The development of low-cost and eco-friendly gel polymer electrolytes (GPEs) with a wide window, ideal compatibility, and structural stability is an effective measure to achieve safe high-energy-density lithium-metal batteries. Herein, a biodegradable composite polyacrylonitrile/poly- l -lactic acid nanofiber membrane (PAL) is synthesized and used as a robust skeleton for GPEs. A 3D nanofiber membrane (PAL-3-C12) prepared with an adjusted weight ratio of PAN/PLLA and spinning solution concentration delivers decent thermal stability, biodegradability, and liquid electrolyte absorbability. The “passivation effect” of PAN upon lithium metal is effectively alleviated by hydrogen bonds formed in the PAL chains.

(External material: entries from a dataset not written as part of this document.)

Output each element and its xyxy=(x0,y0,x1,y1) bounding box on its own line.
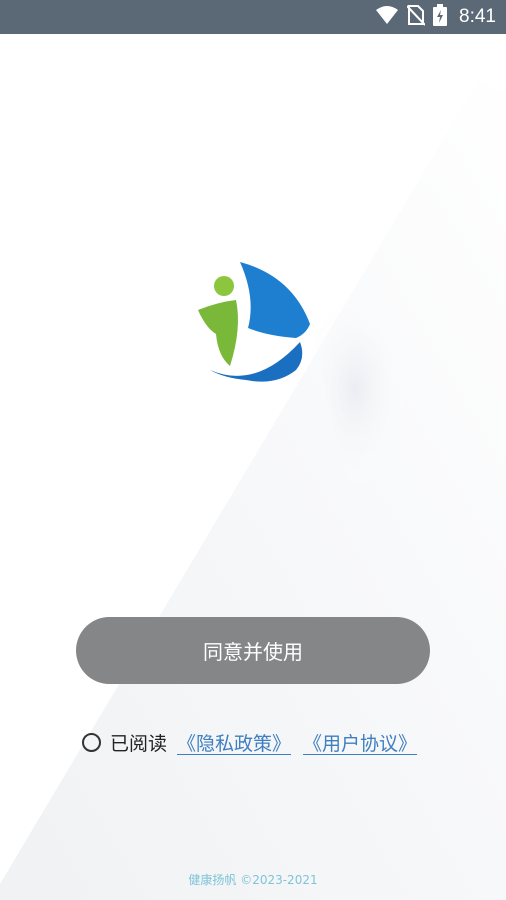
battery-charging-icon xyxy=(433,4,448,30)
read-label: 已阅读 xyxy=(110,732,168,755)
background-decoration xyxy=(0,34,506,900)
status-bar: 8:41 xyxy=(0,0,506,34)
privacy-policy-link[interactable]: 《隐私政策》 xyxy=(177,729,291,756)
app-logo xyxy=(196,258,316,382)
agreement-radio[interactable] xyxy=(82,732,101,752)
wifi-icon xyxy=(375,5,399,29)
agree-and-use-button[interactable]: 同意并使用 xyxy=(76,617,430,684)
user-agreement-link[interactable]: 《用户协议》 xyxy=(303,729,417,756)
status-icons: 8:41 xyxy=(375,0,496,34)
launch-screen: 同意并使用 已阅读 《隐私政策》 《用户协议》 健康扬帆 ©2023-2021 xyxy=(0,34,506,900)
no-sim-icon xyxy=(406,4,426,30)
agreement-row: 已阅读 《隐私政策》 《用户协议》 xyxy=(82,727,429,757)
status-time: 8:41 xyxy=(459,6,496,27)
copyright-footer: 健康扬帆 ©2023-2021 xyxy=(188,873,318,887)
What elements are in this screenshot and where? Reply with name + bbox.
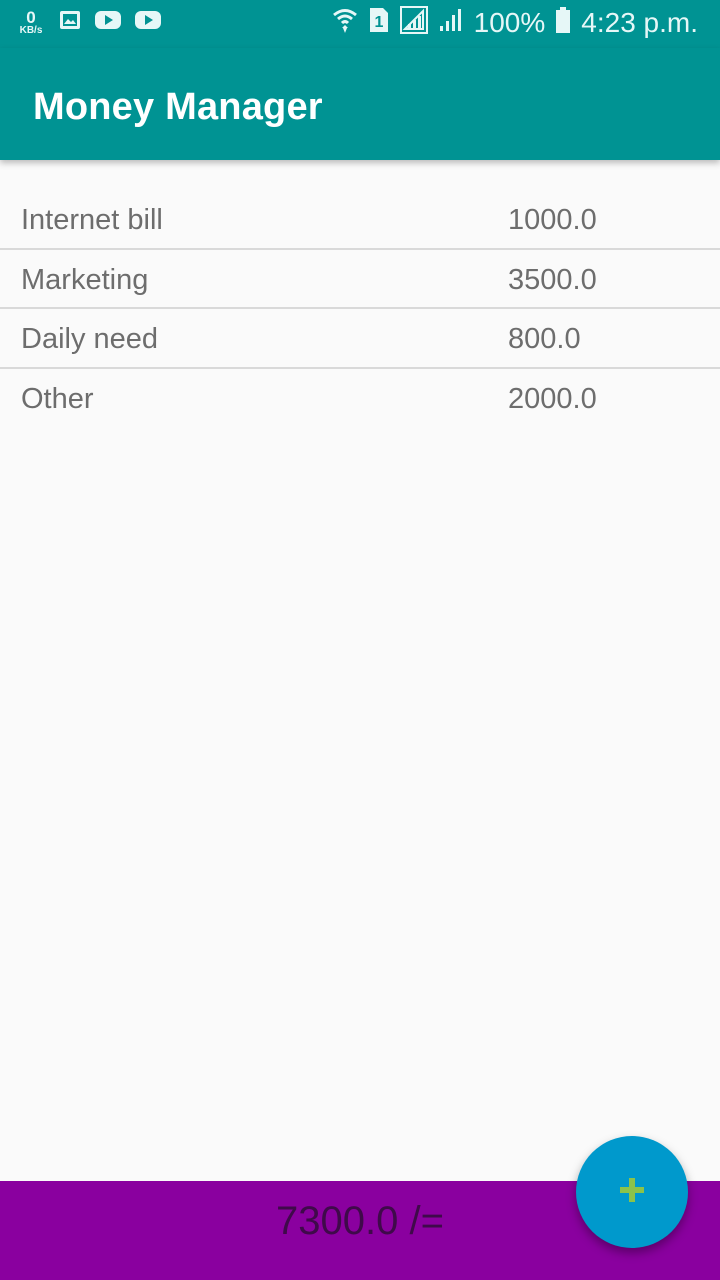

These advantages enable PAL GPEs to work stably to 5.17 V while maintaining high ionic conductivity as well as excellent corrosion resistance and dielectric properties. The interfacial compatibility of optimized GPEs promotes the stable operation of a Li||PAL-3-C12 GPEs||Li symmetric battery for 1000 h at 0.15 mA cm −2 /0.15 mA h cm −2 , and the LiFePO 4 full cell retains capacity retention of 97.63% after 140 cycles at 1C. • A biodegradable PAL composite nanofiber membrane constructed by interlaced nanofibers as a robust host for GPEs has been synthesized via electrospinning. • The optimized PAL fiber networks exhibit good thermal stability, biodegradability, and liquid electrolyte absorbability. • The “passivation effect” of PAN upon Li metal is effectively alleviated by hydrogen bonds formed between PAN and PLLA chains. • PAL-3-C12 GPEs exhibit superior interfacial compatibility with electrodes.